Hazleton, Pa. -- Witchcraft, magic and contact with the supernatural are common, perhaps even essential, companions of organized religions because they allow the average person to participate in an otherworldly experience, according to a Penn State folklore researcher.
Recently, many fundamentalist Christians warned that the wizardry contained in J.K. Rowling's Harry Potter books corrupts impressionable young minds. Yet, the lure of the occult, especially for teenagers, is a centuries-old phenomenon and not likely to fade out, says Bill Ellis, associate professor of English and American studies at Penn State's Hazleton campus and author of "Lucifer Ascending: The Occult in Folklore and Popular Culture" (The University of Kentucky Press, 2004).

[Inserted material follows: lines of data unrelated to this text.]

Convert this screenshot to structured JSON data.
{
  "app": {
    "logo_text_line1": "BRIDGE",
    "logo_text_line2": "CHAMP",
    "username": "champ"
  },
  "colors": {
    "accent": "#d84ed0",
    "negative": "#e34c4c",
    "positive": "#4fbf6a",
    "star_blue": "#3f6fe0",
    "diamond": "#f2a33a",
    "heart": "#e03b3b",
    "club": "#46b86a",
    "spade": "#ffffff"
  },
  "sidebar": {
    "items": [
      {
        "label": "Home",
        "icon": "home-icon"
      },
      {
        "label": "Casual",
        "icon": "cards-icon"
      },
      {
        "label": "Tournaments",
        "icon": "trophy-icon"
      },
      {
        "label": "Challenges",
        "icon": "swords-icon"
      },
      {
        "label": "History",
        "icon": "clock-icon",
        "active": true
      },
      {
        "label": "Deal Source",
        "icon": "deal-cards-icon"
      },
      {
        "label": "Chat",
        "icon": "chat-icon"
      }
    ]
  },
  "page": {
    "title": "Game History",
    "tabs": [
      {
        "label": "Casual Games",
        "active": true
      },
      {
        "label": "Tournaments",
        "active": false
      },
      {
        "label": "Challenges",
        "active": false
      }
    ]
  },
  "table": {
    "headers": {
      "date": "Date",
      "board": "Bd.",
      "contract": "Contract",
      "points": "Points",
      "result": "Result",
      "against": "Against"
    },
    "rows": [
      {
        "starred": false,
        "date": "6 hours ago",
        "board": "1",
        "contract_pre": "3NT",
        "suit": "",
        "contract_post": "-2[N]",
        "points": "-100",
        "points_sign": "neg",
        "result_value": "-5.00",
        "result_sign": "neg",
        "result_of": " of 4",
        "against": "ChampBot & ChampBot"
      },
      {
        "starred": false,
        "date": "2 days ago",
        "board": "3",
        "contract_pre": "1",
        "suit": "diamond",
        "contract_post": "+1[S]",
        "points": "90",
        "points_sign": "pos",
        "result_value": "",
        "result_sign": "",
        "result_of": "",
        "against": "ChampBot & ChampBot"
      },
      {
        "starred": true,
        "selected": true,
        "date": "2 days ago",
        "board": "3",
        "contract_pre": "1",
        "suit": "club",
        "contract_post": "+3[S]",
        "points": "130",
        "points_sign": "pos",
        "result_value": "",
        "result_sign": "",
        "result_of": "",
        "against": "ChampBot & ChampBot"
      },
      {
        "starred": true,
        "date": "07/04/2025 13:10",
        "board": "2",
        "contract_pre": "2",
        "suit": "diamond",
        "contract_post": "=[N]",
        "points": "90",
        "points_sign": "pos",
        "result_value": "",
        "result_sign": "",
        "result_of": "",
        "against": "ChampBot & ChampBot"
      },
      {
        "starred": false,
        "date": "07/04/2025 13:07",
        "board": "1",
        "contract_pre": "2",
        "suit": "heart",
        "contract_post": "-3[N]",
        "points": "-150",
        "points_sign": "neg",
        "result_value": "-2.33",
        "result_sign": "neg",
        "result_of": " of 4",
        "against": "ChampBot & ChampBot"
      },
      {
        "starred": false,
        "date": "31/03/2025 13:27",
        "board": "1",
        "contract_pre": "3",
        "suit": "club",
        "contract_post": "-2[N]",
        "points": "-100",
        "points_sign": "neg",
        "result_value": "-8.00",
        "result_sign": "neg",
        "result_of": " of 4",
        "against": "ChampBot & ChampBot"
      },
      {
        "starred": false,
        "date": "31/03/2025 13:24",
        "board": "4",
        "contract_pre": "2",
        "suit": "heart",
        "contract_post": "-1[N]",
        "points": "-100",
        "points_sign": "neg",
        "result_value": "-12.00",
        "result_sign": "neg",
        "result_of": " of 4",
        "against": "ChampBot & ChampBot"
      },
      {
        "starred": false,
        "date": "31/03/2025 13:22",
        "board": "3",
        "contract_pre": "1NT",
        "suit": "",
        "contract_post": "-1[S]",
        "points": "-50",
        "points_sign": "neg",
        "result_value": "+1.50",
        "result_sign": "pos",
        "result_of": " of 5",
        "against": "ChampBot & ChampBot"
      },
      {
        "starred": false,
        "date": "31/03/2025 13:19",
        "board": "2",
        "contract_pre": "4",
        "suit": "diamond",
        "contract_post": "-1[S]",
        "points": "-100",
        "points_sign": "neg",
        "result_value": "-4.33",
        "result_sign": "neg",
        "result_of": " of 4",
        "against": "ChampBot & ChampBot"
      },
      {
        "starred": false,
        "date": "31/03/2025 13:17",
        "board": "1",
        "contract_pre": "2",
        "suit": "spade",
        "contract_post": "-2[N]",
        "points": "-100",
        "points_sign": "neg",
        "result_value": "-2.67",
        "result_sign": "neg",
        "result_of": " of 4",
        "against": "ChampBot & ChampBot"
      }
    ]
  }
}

In the new book, Ellis looks at modern practices that are universally defined as occult, such as carrying a rabbit's foot for good luck or using a Ouija board to contact the dead as well as more esoteric traditions such as the use of "black bibles." In another example, adolescents are fond of nocturnal trysts at graveyards and ritual visits to uncanny places. Some activities are a legitimate cause of concern for parents and community leaders, he notes. But, on the whole, these practices do not spring from an irrational belief in Lucifer or Satan. Witchcraft also is not a closet counter-religion hostile to Christianity, he adds.
The occult complements institutionalized religion by opening the realm of myth to the ordinary person and especially those with the least power and voice in society: children, women, and the poor and disenfranchised, adds the Penn State researcher.
"The occult challenges the conservative social standards and dictates of religion, thus forcing it to come to terms with the totality of human experience, at times checking or repressing it. At other times the occult finds ways to incorporate it into its own practices," Ellis says. "Religion, in turn, provides a stable ground and safe destination for those wishing to experiment with alternative points of view, even alternative states of consciousness."
The Penn State researcher notes, "It is no accident that the occult and religion perpetually attract each other, but without either ever absorbing or destroying the other. As a common bumper sticker notes, religion tries to become a magic device for turning unanswerable questions into unquestionable answers. Magic, we could say, makes the process reciprocal, questioning what religion tries to make unquestionable and proposing a wider range of answers to the unanswerable."
An active member of the Lutheran Church, Ellis has served as president of the International Society for Contemporary Legend Research and of the Folk Narrative Section and Children's Folklore Section of the American Folklore Society.